MAHKEMESİ : ASLİYE HUKUK MAHKEMESİ
DAVA TÜRÜ : TAPU İPTALİ VE TESCİL - ECRİMİSİL

Taraflar arasında görülen tapu iptali ve tescil, ecrimisil davası sonunda, yerel mahkemece asıl davanın reddine, karşı davanın kısmen kabulüne ilişkin olarak verilen karar davacı-karşı davalı ve davalı-karşı davacı tarafından yasal süre içerisinde temyiz edilmiş olmakla dosya incelendi, Tetkik Hakimi ...’un raporu okundu, açıklamaları dinlendi, gereği görüşülüp düşünüldü.

-KARAR-

Asıl dava inançlı işlem hukuksal nedenine dayalı tapu iptali ve tescil, karşı dava ecrimisil istemine ilişkindir.

Davacı, maliki olduğu ... parsel sayılı taşınmazdaki A-Blok 18 nolu bağımsız bölümü kredi alması ve kredi borcu bittiğinde kendisine iade edilmesi amacıyla davalılardan ...’a satış göstermek suretiyle devrettiğini, davalı ...’un ise diğer davalı ... ile anlaşarak taşınmaza haciz koydurduğunu, taşınmazın cebri ... yoluyla alacağına mahsuben davalı ...’e ihale edildiğini, ...’in , diğer davalı ...’tan herhangi bir alacağının olmadığını, yapılan işlemlerin muvazaalı olduğunu ileri sürep davalı ... adına olan tapunun iptali ile adına tescil istemiştir.
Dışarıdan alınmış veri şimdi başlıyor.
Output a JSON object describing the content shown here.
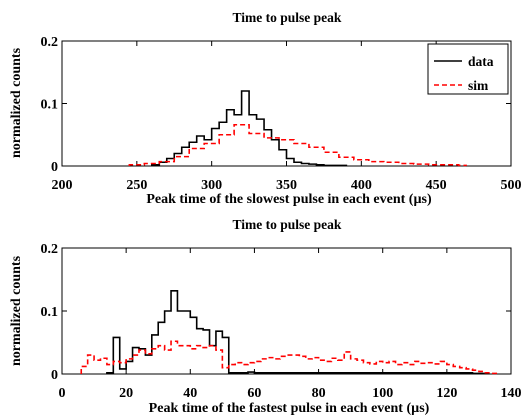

Davalı ..., iyi niyetli olduğunu, Kurtuluş ile aralarındaki ticari ilişki nedeniyle ödenmeyen borçlardan dolayı yapılan ... takibi suretiyle taşınmazı edindiğini belirterek asıl davanın reddini savunmuş, karşı davasında; taşınmazı ihaleden satın aldığını,davacının çekişme konusu taşınmazı hiçbir hakka dayanmadan kullanmaya devam ettiğini ileri sürerek cebri ihale tarihinden( 20.03.2012 tarihinden ) itibaren belirlenecek ecrimisil bedelinin yasal faizi ile birlikte tahsilini istemiştir.

Davalı ... davaya cevap vermemiştir.

Mahkemece, taşınmazın davalı ... tarafından ihale ile satın alındığı ve ihalenin kesinleştiği, iddiaların ispatlanamadığı gerekçesiyle asıl davanın reddine, karşı davanın kısmen kabulüne karar verilmiştir.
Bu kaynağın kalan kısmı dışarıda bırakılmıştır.